Für umstrittene EU-Vorschriften wie den Krümmungsgrad von Gurken wird zwar meist die Regulierungswut der EU-Kommission gescholten, doch die Mitgliedstaaten wollen es offenbar gar nicht anders. Der Vorschlag von Agrarkommissarin Mariann Fischer Boel, die meisten dieser insgesamt 36 Normen für Obst und Gemüse einfach zu streichen, werde von der Mehrheit der EU-Regierungen "überraschenderweise" abgelehnt, sagte Behördensprecher Johannes Laitenberger am Montag in Brüssel.
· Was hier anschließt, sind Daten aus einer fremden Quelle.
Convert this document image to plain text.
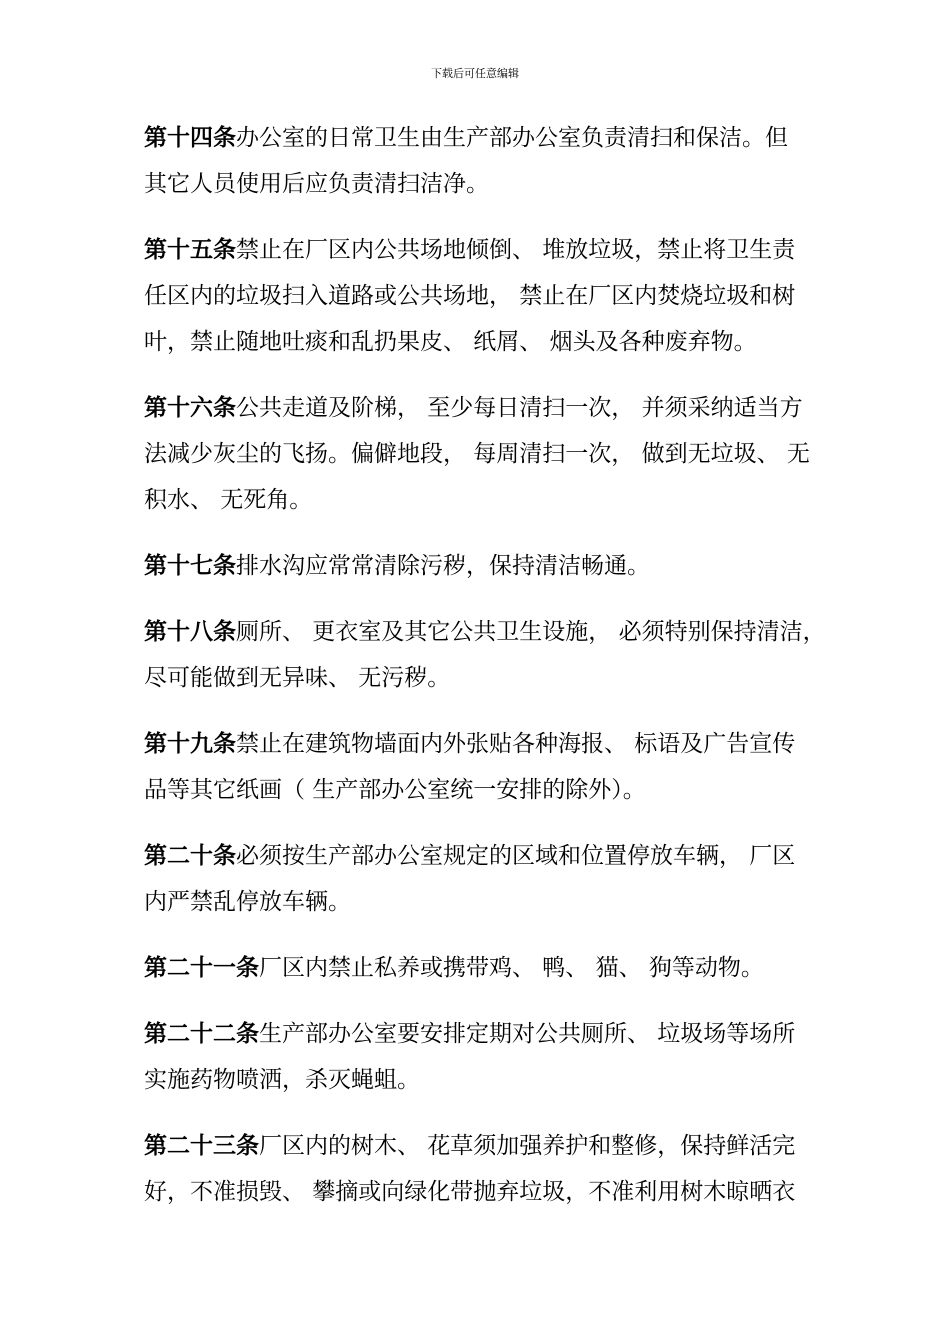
下载后可任意编辑

第十四条办公室的日常卫生由生产部办公室负责清扫和保洁。但
其它人员使用后应负责清扫洁净。

第十五条禁止在厂区内公共场地倾倒、 堆放垃圾，禁止将卫生责
任区内的垃圾扫入道路或公共场地， 禁止在厂区内焚烧垃圾和树
叶，禁止随地吐痰和乱扔果皮、 纸屑、 烟头及各种废弃物。

第十六条公共走道及阶梯， 至少每日清扫一次， 并须采纳适当方
法减少灰尘的飞扬。偏僻地段， 每周清扫一次， 做到无垃圾、 无
积水、 无死角。

第十七条排水沟应常常清除污秽，保持清洁畅通。

第十八条厕所、 更衣室及其它公共卫生设施， 必须特别保持清洁，
尽可能做到无异味、 无污秽。

第十九条禁止在建筑物墙面内外张贴各种海报、 标语及广告宣传
品等其它纸画（ 生产部办公室统一安排的除外）。

第二十条必须按生产部办公室规定的区域和位置停放车辆， 厂区
内严禁乱停放车辆。

第二十一条厂区内禁止私养或携带鸡、 鸭、 猫、 狗等动物。

第二十二条生产部办公室要安排定期对公共厕所、 垃圾场等场所
实施药物喷洒，杀灭蝇蛆。

第二十三条厂区内的树木、 花草须加强养护和整修，保持鲜活完
好，不准损毁、 攀摘或向绿化带抛弃垃圾，不准利用树木晾晒衣
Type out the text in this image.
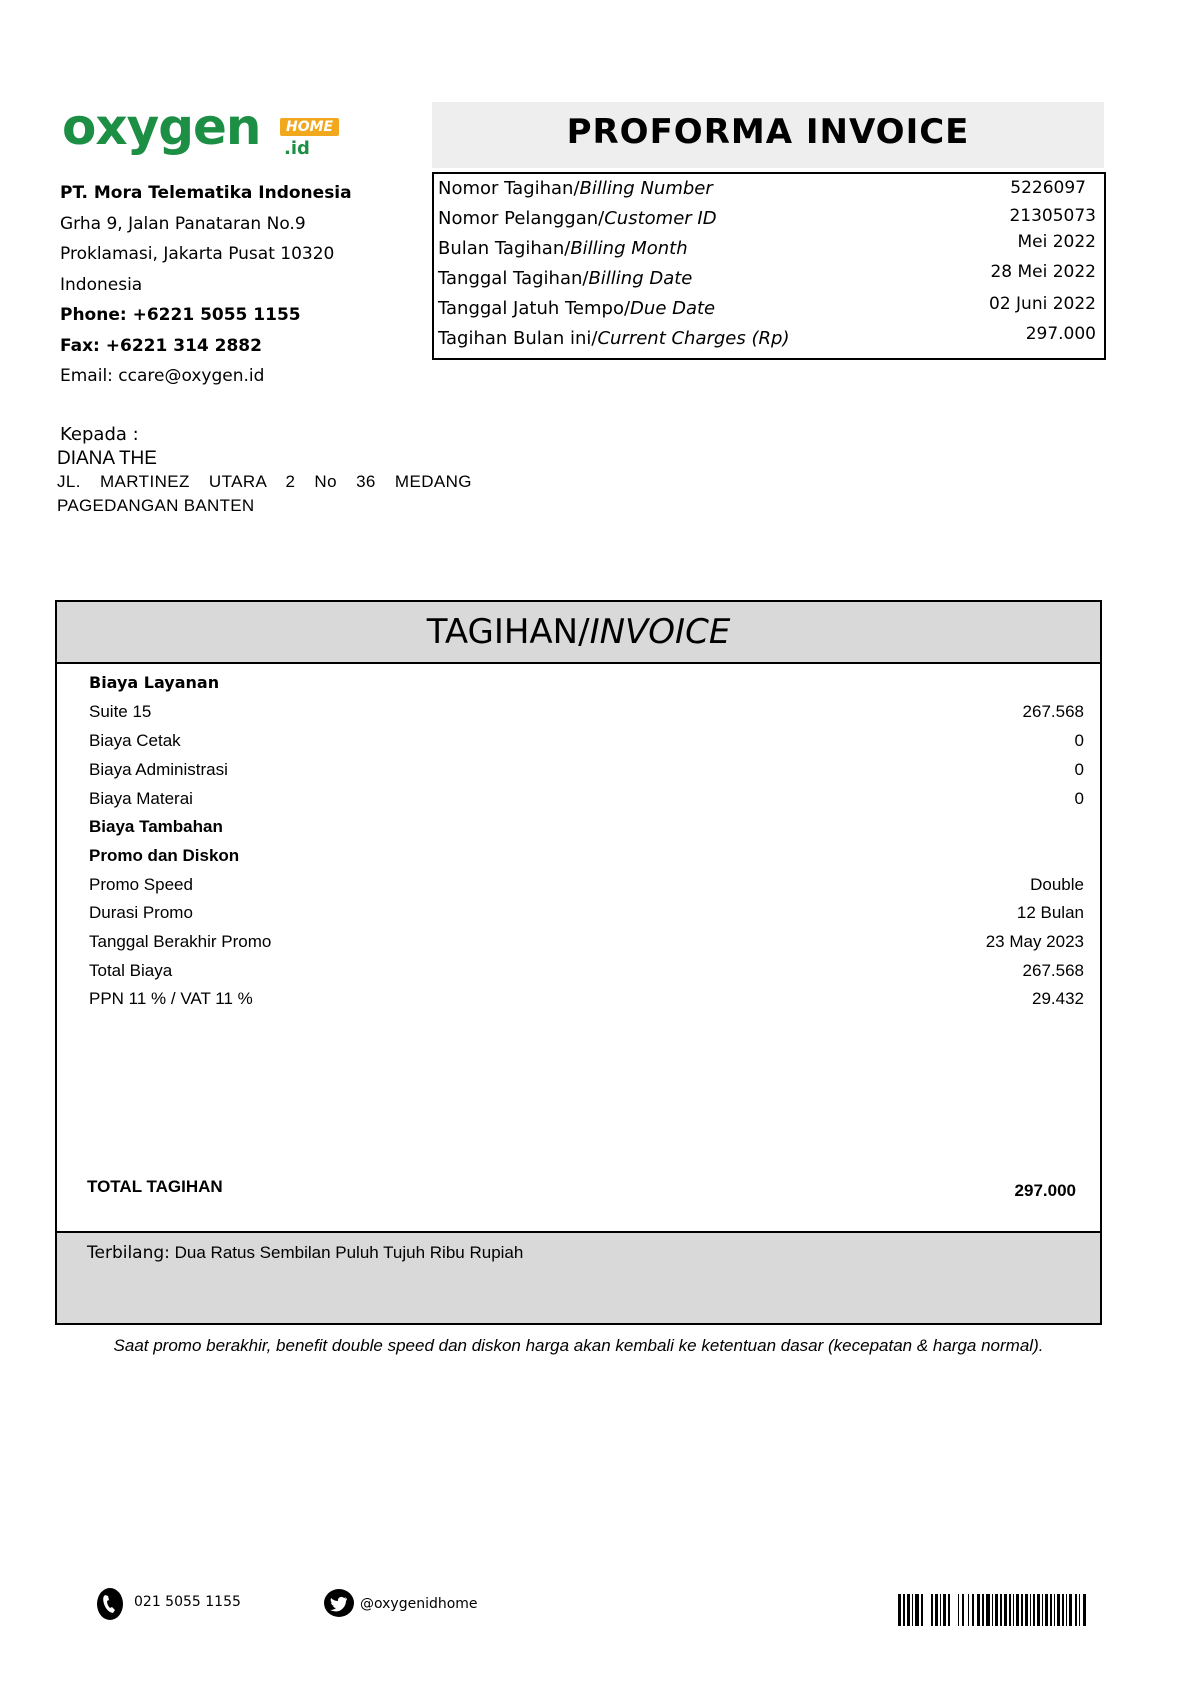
oxygen	HOME
.id
PT. Mora Telematika Indonesia
Grha 9, Jalan Panataran No.9
Proklamasi, Jakarta Pusat 10320
Indonesia
Phone: +6221 5055 1155
Fax: +6221 314 2882
Email: ccare@oxygen.id
PROFORMA INVOICE
Nomor Tagihan/Billing Number	5226097
Nomor Pelanggan/Customer ID	21305073
Bulan Tagihan/Billing Month	Mei 2022
Tanggal Tagihan/Billing Date	28 Mei 2022
Tanggal Jatuh Tempo/Due Date	02 Juni 2022
Tagihan Bulan ini/Current Charges (Rp)	297.000
Kepada :
DIANA THE
JL. MARTINEZ UTARA 2 No 36 MEDANG
PAGEDANGAN BANTEN
TAGIHAN/INVOICE
Biaya Layanan
Suite 15	267.568
Biaya Cetak	0
Biaya Administrasi	0
Biaya Materai	0
Biaya Tambahan
Promo dan Diskon
Promo Speed	Double
Durasi Promo	12 Bulan
Tanggal Berakhir Promo	23 May 2023
Total Biaya	267.568
PPN 11 % / VAT 11 %	29.432
TOTAL TAGIHAN	297.000
Terbilang: Dua Ratus Sembilan Puluh Tujuh Ribu Rupiah
Saat promo berakhir, benefit double speed dan diskon harga akan kembali ke ketentuan dasar (kecepatan & harga normal).
021 5055 1155	@oxygenidhome
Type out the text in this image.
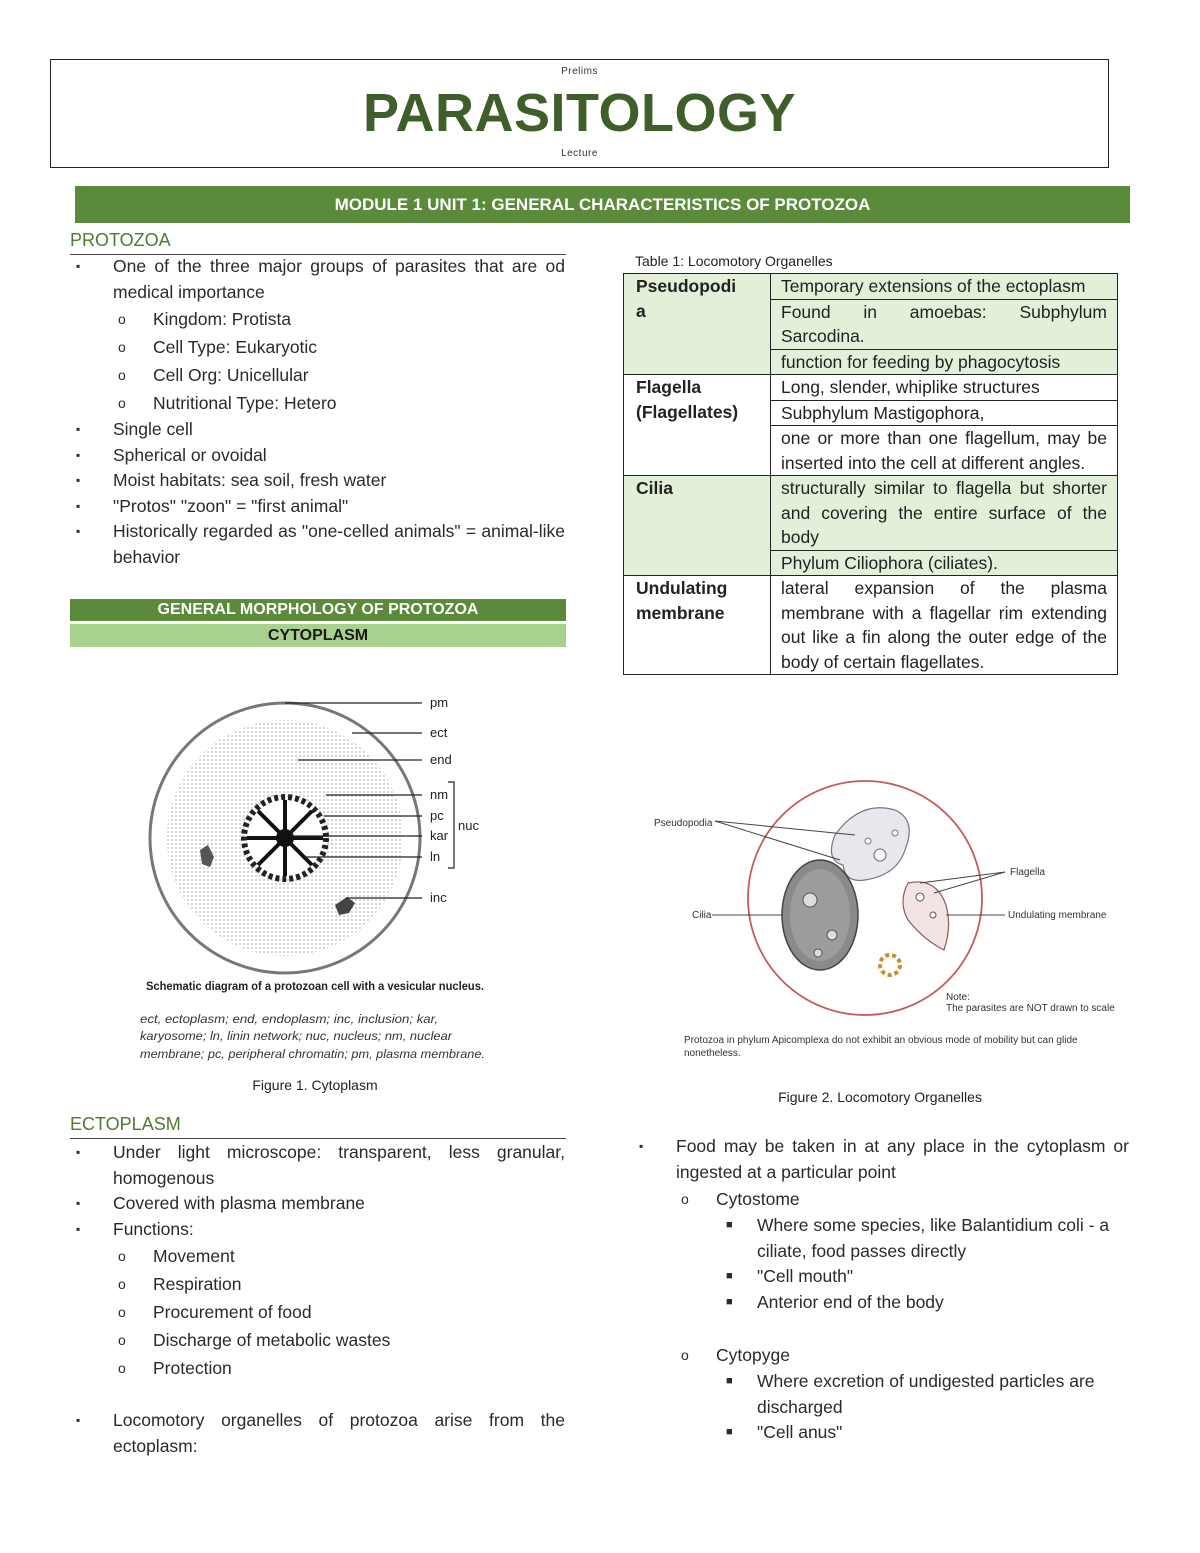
Prelims
PARASITOLOGY
Lecture
MODULE 1 UNIT 1: GENERAL CHARACTERISTICS OF PROTOZOA
PROTOZOA
▪ One of the three major groups of parasites that are od medical importance
o Kingdom: Protista
o Cell Type: Eukaryotic
o Cell Org: Unicellular
o Nutritional Type: Hetero
▪ Single cell
▪ Spherical or ovoidal
▪ Moist habitats: sea soil, fresh water
▪ "Protos" "zoon" = "first animal"
▪ Historically regarded as "one-celled animals" = animal-like behavior
GENERAL MORPHOLOGY OF PROTOZOA
CYTOPLASM
pm
ect
end
nm
pc
kar
ln
nuc
inc
Schematic diagram of a protozoan cell with a vesicular nucleus.
ect, ectoplasm; end, endoplasm; inc, inclusion; kar,
karyosome; ln, linin network; nuc, nucleus; nm, nuclear
membrane; pc, peripheral chromatin; pm, plasma membrane.
Figure 1. Cytoplasm
ECTOPLASM
▪ Under light microscope: transparent, less granular, homogenous
▪ Covered with plasma membrane
▪ Functions:
o Movement
o Respiration
o Procurement of food
o Discharge of metabolic wastes
o Protection
▪ Locomotory organelles of protozoa arise from the ectoplasm:
Table 1: Locomotory Organelles
Pseudopodi
a	Temporary extensions of the ectoplasm
	Found in amoebas: Subphylum Sarcodina.
	function for feeding by phagocytosis
Flagella (Flagellates)	Long, slender, whiplike structures
	Subphylum Mastigophora,
	one or more than one flagellum, may be inserted into the cell at different angles.
Cilia	structurally similar to flagella but shorter and covering the entire surface of the body
	Phylum Ciliophora (ciliates).
Undulating membrane	lateral expansion of the plasma membrane with a flagellar rim extending out like a fin along the outer edge of the body of certain flagellates.
Pseudopodia
Cilia
Flagella
Undulating membrane
Note:
The parasites are NOT drawn to scale
Protozoa in phylum Apicomplexa do not exhibit an obvious mode of mobility but can glide nonetheless.
Figure 2. Locomotory Organelles
▪ Food may be taken in at any place in the cytoplasm or ingested at a particular point
o Cytostome
■ Where some species, like Balantidium coli - a ciliate, food passes directly
■ "Cell mouth"
■ Anterior end of the body
o Cytopyge
■ Where excretion of undigested particles are discharged
■ "Cell anus"
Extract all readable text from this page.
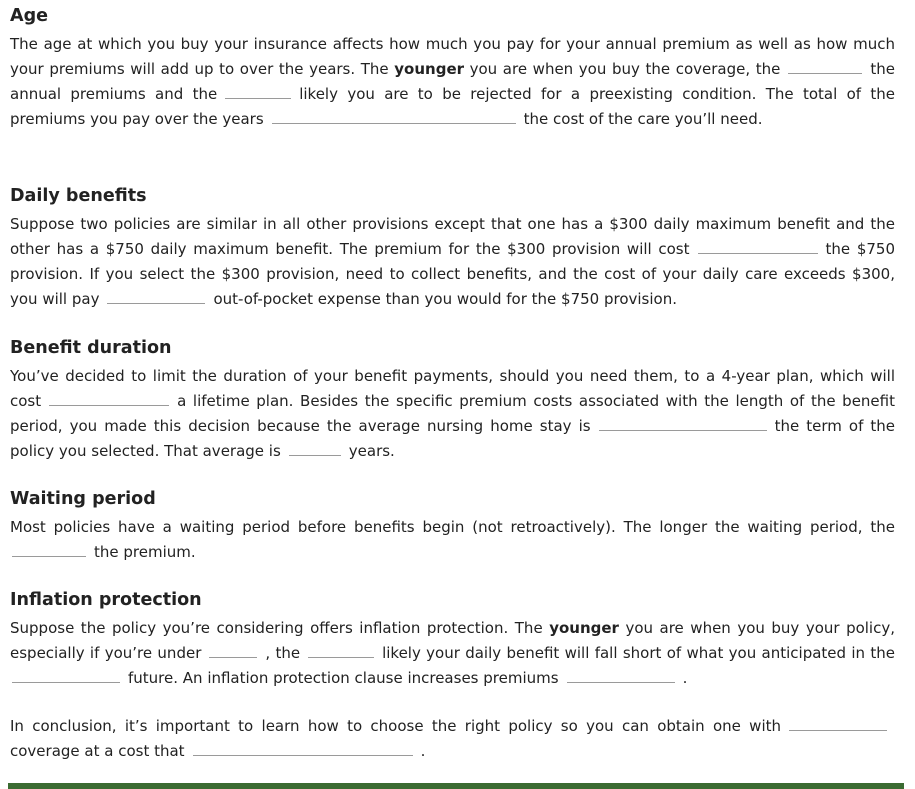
Age

The age at which you buy your insurance affects how much you pay for your annual premium as well as how much your premiums will add up to over the years. The younger you are when you buy the coverage, the	the annual premiums and the	likely you are to be rejected for a preexisting condition. The total of the premiums you pay over the years	the cost of the care you’ll need.

Daily benefits

Suppose two policies are similar in all other provisions except that one has a $300 daily maximum benefit and the other has a $750 daily maximum benefit. The premium for the $300 provision will cost	the $750 provision. If you select the $300 provision, need to collect benefits, and the cost of your daily care exceeds $300, you will pay	out-of-pocket expense than you would for the $750 provision.

Benefit duration

You’ve decided to limit the duration of your benefit payments, should you need them, to a 4-year plan, which will cost	a lifetime plan. Besides the specific premium costs associated with the length of the benefit period, you made this decision because the average nursing home stay is	the term of the policy you selected. That average is	years.

Waiting period

Most policies have a waiting period before benefits begin (not retroactively). The longer the waiting period, thethe premium.

Inflation protection

Suppose the policy you’re considering offers inflation protection. The younger you are when you buy your policy, especially if you’re under	, the	likely your daily benefit will fall short of what you anticipated in thefuture. An inflation protection clause increases premiums	.

In conclusion, it’s important to learn how to choose the right policy so you can obtain one withcoverage at a cost that	.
Obst und Gemüse, das nicht die strengen EU-Normen für die Handelsklassen erfüllt, würde nach dem Vorschlag von Fischer Boel auch mit "Schönheitsfehlern" in die Verkaufsregale kommen dürfen. Dafür soll es aber ein Extra-Etikett bekommen, etwa mit der Aufschrift "zum Kochen geeignet". Das sei in Zeiten steigender Lebensmittelpreise schließlich sinnvoller als die Ware einfach wegschmeißen zu müssen, sagte Laitenberger.

Nach dem Kommissionsvorschlag sollen Vorschriften für Handelsklassen künftig nur noch für zehn Obst- und Gemüsesorten gelten, die wie beispielsweise Äpfel und Tomaten für den grenzüberschreitenden Handel besonders wichtig sind. Gurken sollen nicht mehr darunter fallen.